# Conjugacy of Regular Semisimple Subalgebras

Let $\mathfrak{g}$ be a complex semisimple Lie algebra. In his paper Semisimple Subalgebras of Semisimple Lie Algebras, Dynkin states that by a result of Weyl,

1) Two regular semisimple subalgebras are conjugate if and only if their simple roots are conjugate under the Weyl group.

From this Dynkin concludes that for the classical Lie algebras,

2) Any regular semisimple subalgebra of a given type (e.g. $A_2\oplus B_2$ in $B_5$) is unique up to conjugacy, with some exceptions if $\mathfrak{g}$ is of type $D_n$. The same is true of the exceptional Lie algebras, except $E_7$ and $E_8$ have several exceptions.

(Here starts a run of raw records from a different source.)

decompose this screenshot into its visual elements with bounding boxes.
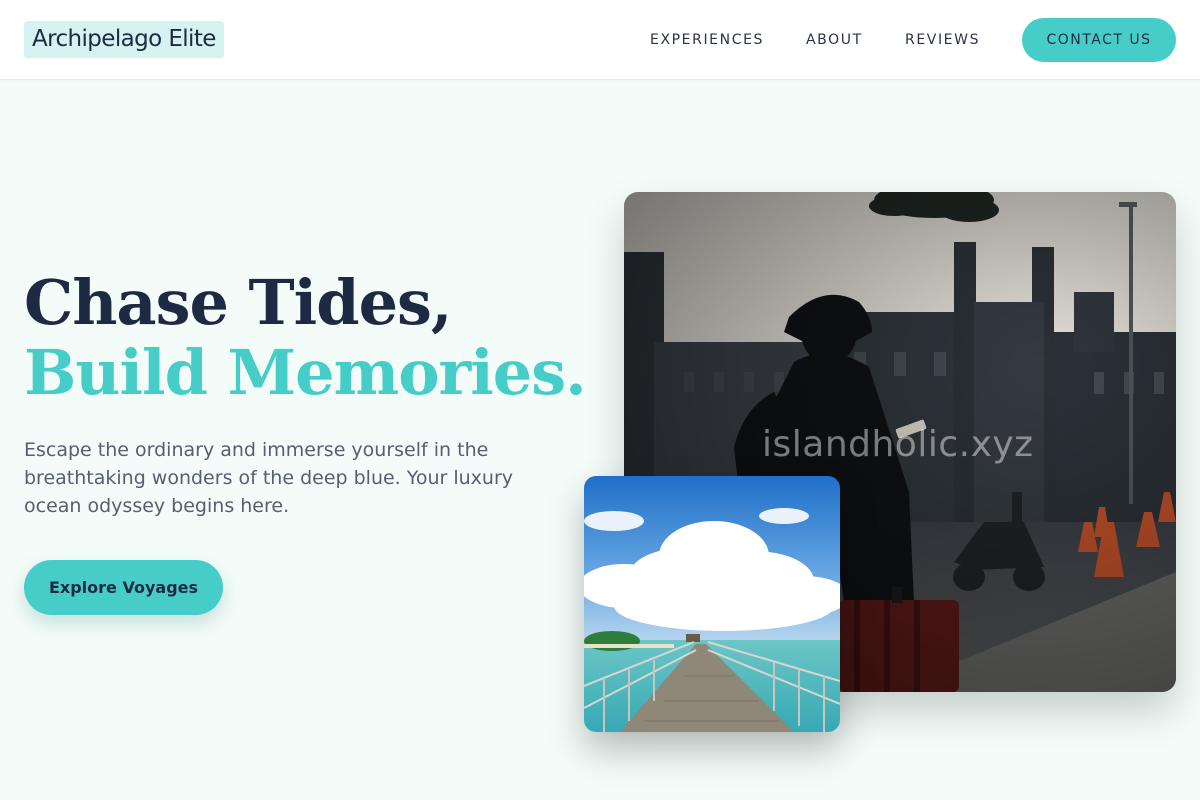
nav-link-about[interactable]: ABOUT <box>806 32 863 48</box>
hero-title-line1: Chase Tides, <box>24 266 453 339</box>
hero-title-line2: Build Memories. <box>24 336 587 409</box>
brand-logo[interactable]: Archipelago Elite <box>24 21 224 58</box>
photo-watermark: islandholic.xyz <box>762 424 1034 465</box>
hero-title: Chase Tides, Build Memories. <box>24 268 604 408</box>
nav-link-experiences[interactable]: EXPERIENCES <box>650 32 764 48</box>
island-pier-photo <box>584 476 840 732</box>
explore-voyages-button[interactable]: Explore Voyages <box>24 560 223 615</box>
site-header: Archipelago Elite EXPERIENCES ABOUT REVI… <box>0 0 1200 80</box>
nav-link-reviews[interactable]: REVIEWS <box>905 32 980 48</box>
hero-description: Escape the ordinary and immerse yourself… <box>24 439 514 517</box>
contact-us-button[interactable]: CONTACT US <box>1022 18 1176 62</box>
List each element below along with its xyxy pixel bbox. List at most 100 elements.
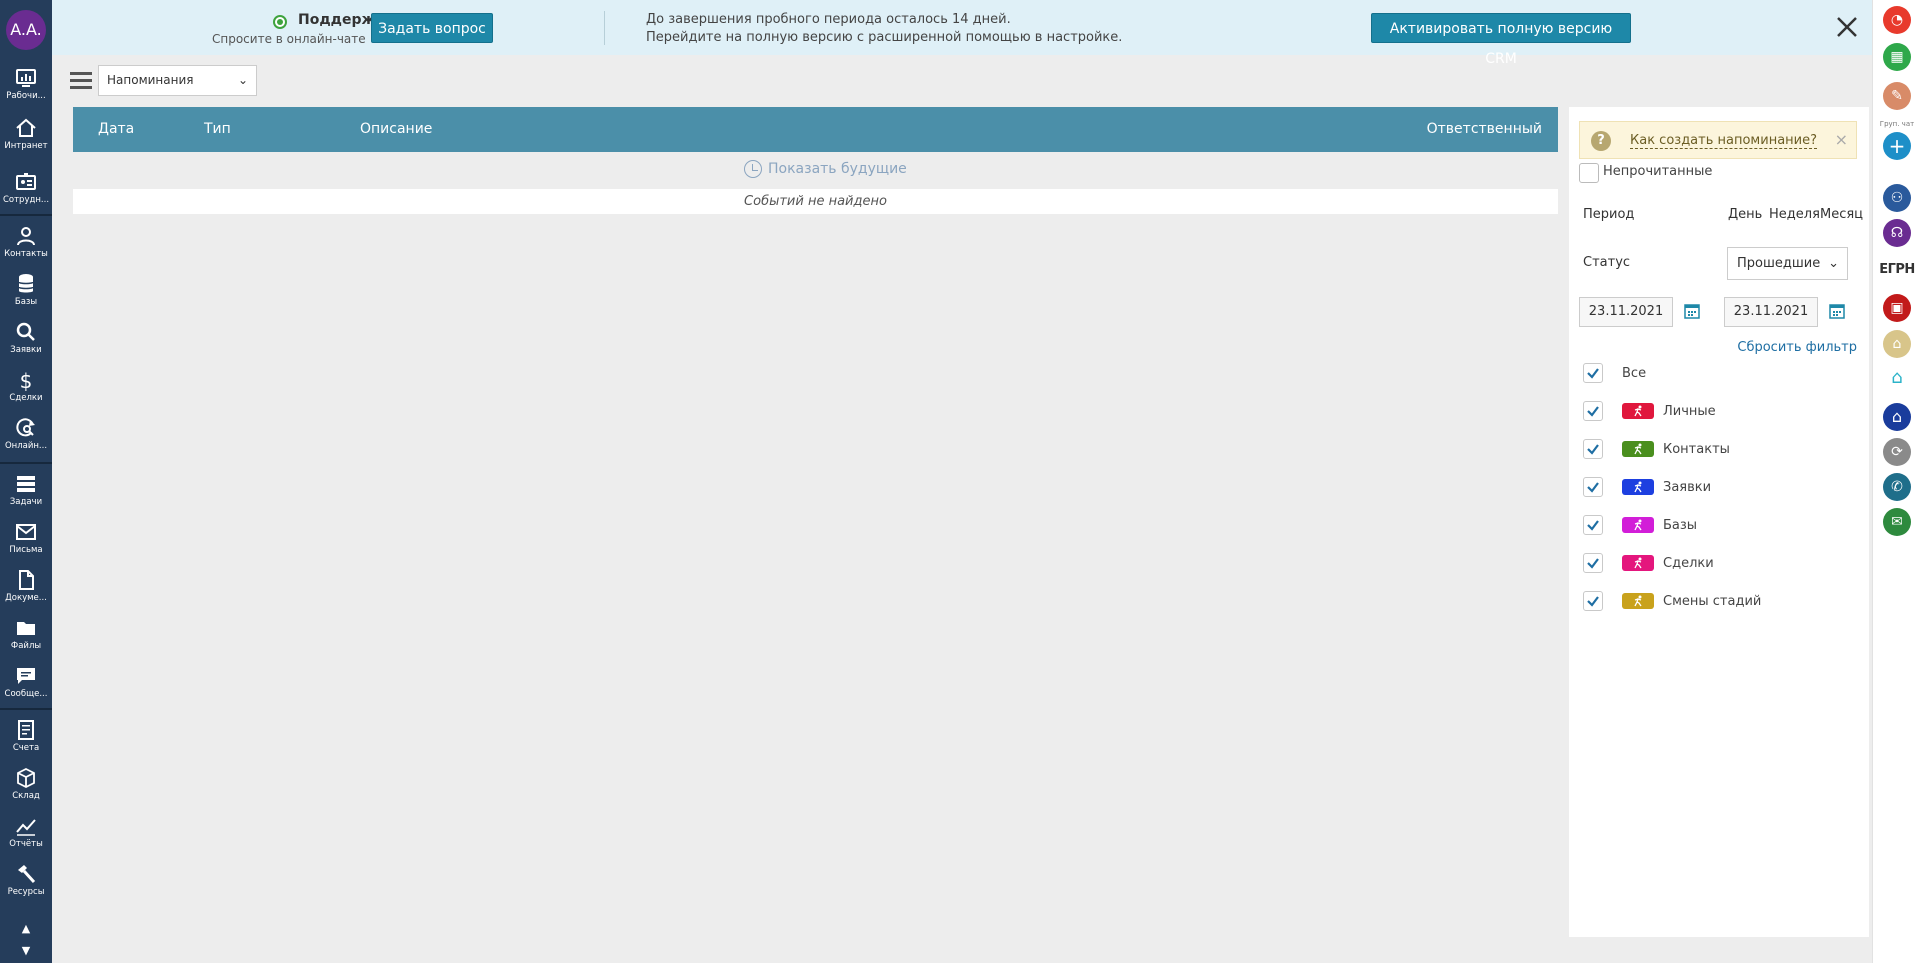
sidebar-item-warehouse[interactable]: Склад — [0, 762, 52, 808]
period-week[interactable]: Неделя — [1769, 207, 1820, 222]
calendar-icon[interactable] — [1683, 302, 1701, 320]
unread-checkbox[interactable] — [1579, 163, 1599, 183]
sidebar-item-bases[interactable]: Базы — [0, 268, 52, 314]
sidebar-item-label: Базы — [14, 297, 38, 307]
status-select[interactable]: Прошедшие ⌄ — [1727, 247, 1848, 280]
sidebar-item-letters[interactable]: Письма — [0, 516, 52, 562]
type-checkbox[interactable] — [1583, 553, 1603, 573]
how-to-create-reminder-link[interactable]: Как создать напоминание? — [1630, 133, 1818, 149]
house-money-icon[interactable]: ⌂ — [1883, 330, 1911, 358]
sidebar-scroll-up-icon[interactable]: ▲ — [0, 920, 52, 938]
sidebar-item-label: Счета — [12, 743, 40, 753]
type-checkbox[interactable] — [1583, 439, 1603, 459]
id-card-icon — [16, 173, 36, 190]
type-filter-row[interactable]: Сделки — [1569, 549, 1869, 577]
banner-divider — [604, 11, 605, 45]
type-filter-row[interactable]: Все — [1569, 359, 1869, 387]
runner-icon — [1634, 481, 1642, 493]
sidebar-item-desktops[interactable]: Рабочи... — [0, 62, 52, 108]
status-label: Статус — [1583, 255, 1631, 270]
sidebar-item-label: Докуме... — [5, 593, 47, 603]
sync-icon[interactable]: ⟳ — [1883, 438, 1911, 466]
sidebar-item-deals[interactable]: $ Сделки — [0, 364, 52, 410]
hint-close-icon[interactable]: × — [1835, 130, 1848, 149]
type-checkbox[interactable] — [1583, 591, 1603, 611]
chevron-down-icon: ⌄ — [1828, 256, 1839, 271]
sidebar-item-label: Файлы — [10, 641, 42, 651]
building-icon[interactable]: ▣ — [1883, 294, 1911, 322]
sidebar-item-resources[interactable]: Ресурсы — [0, 858, 52, 904]
type-label: Контакты — [1663, 442, 1730, 457]
sidebar-item-invoices[interactable]: Счета — [0, 714, 52, 760]
house-outline-icon[interactable]: ⌂ — [1883, 364, 1911, 392]
users-group-icon[interactable]: ⚇ — [1883, 184, 1911, 212]
reset-filter-link[interactable]: Сбросить фильтр — [1737, 340, 1857, 355]
pen-icon[interactable]: ✎ — [1883, 82, 1911, 110]
view-select[interactable]: Напоминания ⌄ — [98, 65, 257, 96]
column-header-responsible[interactable]: Ответственный — [1427, 121, 1542, 137]
sidebar-item-requests[interactable]: Заявки — [0, 316, 52, 362]
type-checkbox[interactable] — [1583, 477, 1603, 497]
support-subtitle: Спросите в онлайн-чате — [212, 32, 366, 46]
hint-box: ? Как создать напоминание? × — [1579, 121, 1857, 159]
type-filter-row[interactable]: Смены стадий — [1569, 587, 1869, 615]
mail-icon[interactable]: ✉ — [1883, 508, 1911, 536]
egrn-icon[interactable]: ЕГРН — [1879, 262, 1915, 277]
sidebar-item-label: Склад — [12, 791, 40, 801]
menu-icon[interactable] — [70, 72, 92, 90]
show-future-link[interactable]: Показать будущие — [744, 160, 907, 178]
calendar-grid-icon[interactable]: ▦ — [1883, 43, 1911, 71]
sidebar-item-label: Отчёты — [9, 839, 43, 849]
column-header-type[interactable]: Тип — [204, 121, 231, 137]
status-select-value: Прошедшие — [1737, 256, 1821, 271]
sidebar-item-tasks[interactable]: Задачи — [0, 468, 52, 514]
period-month[interactable]: Месяц — [1820, 207, 1863, 222]
sidebar-item-documents[interactable]: Докуме... — [0, 564, 52, 610]
type-checkbox[interactable] — [1583, 363, 1603, 383]
period-day[interactable]: День — [1728, 207, 1762, 222]
home-icon[interactable]: ⌂ — [1883, 403, 1911, 431]
clock-icon — [744, 160, 762, 178]
sidebar-item-employees[interactable]: Сотрудн... — [0, 166, 52, 212]
question-icon: ? — [1591, 131, 1611, 151]
column-header-date[interactable]: Дата — [98, 121, 134, 137]
type-label: Заявки — [1663, 480, 1712, 495]
type-filter-row[interactable]: Заявки — [1569, 473, 1869, 501]
column-header-description[interactable]: Описание — [360, 121, 432, 137]
sidebar-item-reports[interactable]: Отчёты — [0, 810, 52, 856]
sidebar-item-files[interactable]: Файлы — [0, 612, 52, 658]
ask-question-button[interactable]: Задать вопрос — [371, 13, 493, 43]
sidebar-item-contacts[interactable]: Контакты — [0, 220, 52, 266]
table-header: Дата Тип Описание Ответственный — [73, 107, 1558, 152]
unread-label: Непрочитанные — [1603, 164, 1713, 179]
sidebar-item-label: Заявки — [10, 345, 42, 355]
add-icon[interactable]: + — [1883, 132, 1911, 160]
sidebar-item-messages[interactable]: Сообще... — [0, 660, 52, 706]
type-color-badge — [1622, 517, 1654, 533]
date-from-field[interactable]: 23.11.2021 — [1579, 297, 1673, 327]
close-icon[interactable] — [1835, 15, 1859, 39]
checkmark-icon — [1587, 368, 1599, 379]
support-agent-icon[interactable]: ☊ — [1883, 219, 1911, 247]
phone-icon[interactable]: ✆ — [1883, 473, 1911, 501]
type-checkbox[interactable] — [1583, 401, 1603, 421]
timer-icon[interactable]: ◔ — [1883, 6, 1911, 34]
avatar[interactable]: A.A. — [6, 10, 46, 50]
sidebar-item-online[interactable]: Онлайн... — [0, 412, 52, 458]
cube-icon — [17, 767, 35, 789]
type-checkbox[interactable] — [1583, 515, 1603, 535]
left-sidebar: A.A. Рабочи... Интранет Сотрудн... Конта… — [0, 0, 52, 963]
calendar-icon[interactable] — [1828, 302, 1846, 320]
checkmark-icon — [1587, 520, 1599, 531]
date-to-field[interactable]: 23.11.2021 — [1724, 297, 1818, 327]
chat-icon — [17, 668, 35, 684]
type-filter-row[interactable]: Базы — [1569, 511, 1869, 539]
type-filter-row[interactable]: Личные — [1569, 397, 1869, 425]
document-icon — [19, 570, 34, 590]
activate-full-version-button[interactable]: Активировать полную версию CRM — [1371, 13, 1631, 67]
runner-icon — [1634, 557, 1642, 569]
sidebar-item-intranet[interactable]: Интранет — [0, 112, 52, 158]
type-filter-row[interactable]: Контакты — [1569, 435, 1869, 463]
sidebar-scroll-down-icon[interactable]: ▼ — [0, 942, 52, 960]
svg-text:$: $ — [20, 369, 33, 392]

Does anyone know where I can find a proof of Statements 1 and 2? The first statement supposedly follows from a result in Theorie der Darstellung kontinuierlicher halb-einfacher Gruppen durch lineare Transformationen by Weyl, but I am unable to find an English translation. I am more interested in Statement 2, however, but Dynkin does not cite any source, nor does he hint at a proof.

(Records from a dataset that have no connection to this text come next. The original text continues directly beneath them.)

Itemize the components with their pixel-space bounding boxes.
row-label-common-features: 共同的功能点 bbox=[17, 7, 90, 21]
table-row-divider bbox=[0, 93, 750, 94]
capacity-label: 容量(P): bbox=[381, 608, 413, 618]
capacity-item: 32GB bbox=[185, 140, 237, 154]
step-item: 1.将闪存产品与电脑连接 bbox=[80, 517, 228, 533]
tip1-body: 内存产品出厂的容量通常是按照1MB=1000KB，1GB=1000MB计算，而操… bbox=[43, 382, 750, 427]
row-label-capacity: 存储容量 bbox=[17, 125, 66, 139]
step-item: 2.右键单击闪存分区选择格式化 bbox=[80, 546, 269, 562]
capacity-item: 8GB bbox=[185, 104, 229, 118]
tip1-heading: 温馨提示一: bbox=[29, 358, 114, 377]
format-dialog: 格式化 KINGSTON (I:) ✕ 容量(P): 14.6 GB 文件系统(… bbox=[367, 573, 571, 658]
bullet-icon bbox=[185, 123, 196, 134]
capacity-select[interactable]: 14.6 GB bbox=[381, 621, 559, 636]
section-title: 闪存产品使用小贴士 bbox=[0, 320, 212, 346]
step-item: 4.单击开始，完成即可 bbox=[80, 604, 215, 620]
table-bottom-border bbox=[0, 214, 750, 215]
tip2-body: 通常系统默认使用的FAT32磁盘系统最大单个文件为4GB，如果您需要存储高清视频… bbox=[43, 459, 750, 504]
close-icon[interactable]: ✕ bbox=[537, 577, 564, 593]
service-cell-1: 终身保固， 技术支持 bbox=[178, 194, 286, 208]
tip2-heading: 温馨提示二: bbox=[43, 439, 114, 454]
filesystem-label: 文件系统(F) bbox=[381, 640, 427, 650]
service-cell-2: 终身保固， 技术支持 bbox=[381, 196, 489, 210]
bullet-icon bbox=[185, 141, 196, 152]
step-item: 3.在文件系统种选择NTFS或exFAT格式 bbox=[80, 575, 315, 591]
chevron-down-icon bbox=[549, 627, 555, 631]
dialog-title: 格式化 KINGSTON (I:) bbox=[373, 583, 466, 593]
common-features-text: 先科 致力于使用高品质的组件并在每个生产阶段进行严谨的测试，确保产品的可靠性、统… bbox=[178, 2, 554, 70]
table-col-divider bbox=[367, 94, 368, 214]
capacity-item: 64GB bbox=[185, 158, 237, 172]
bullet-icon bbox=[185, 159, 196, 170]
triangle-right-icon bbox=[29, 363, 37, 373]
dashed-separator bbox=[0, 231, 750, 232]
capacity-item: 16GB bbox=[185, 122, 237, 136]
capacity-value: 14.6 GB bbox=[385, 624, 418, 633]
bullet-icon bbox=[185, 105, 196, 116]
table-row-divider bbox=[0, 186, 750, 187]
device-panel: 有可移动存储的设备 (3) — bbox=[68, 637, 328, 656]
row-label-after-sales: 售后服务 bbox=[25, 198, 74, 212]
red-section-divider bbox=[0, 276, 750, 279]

It would help to recall Dynkin's definition of "regular semisimple subalgebra" of a complex semisimple Lie algebra (say $\mathfrak{g}$), which has not become standard in later literature. This just means a semisimple subalgebra of $\mathfrak{g}$ which contains a Cartan subalgebra (sometimes called a "maximal toral subalgebra" in this special case, any two being conjugate under the adjoint group). Since the subalgebra is semisimple, it involves a symmetric set of roots of $\mathfrak{g}$. The tricky step is to determine all such finite sets of roots and their conjugacy under the Weyl group. There are of course obvious examples, determined by subsets of a fixed set of simple roots: these subalgebras are now usually called "Levi subalgebras" of parabolic subalgebras. Other examples are more subtle, such as type $A_2$ inside $\mathfrak{g}$ of type $G_2$.
An early (independent) approach by Borel and de Siebenthal was announced in 1948, with full details provided in a longer paper in the Swiss journal Comment. Math. Helv. 23 (1949), 200-222. This paper is in French and relies on the extended Coxeter-Dynkin diagram attached to a compact semisimple Lie group. Here one has to know that such Lie groups correspond precisely to complex semisimple Lie groups or their Lie algebras. (It was shown in the late 1950s by Chevalley that such Lie groups over $\mathbb{C}$ correspond naturally to semisimple algebraic groups, which opens up the algebraic approaches further.)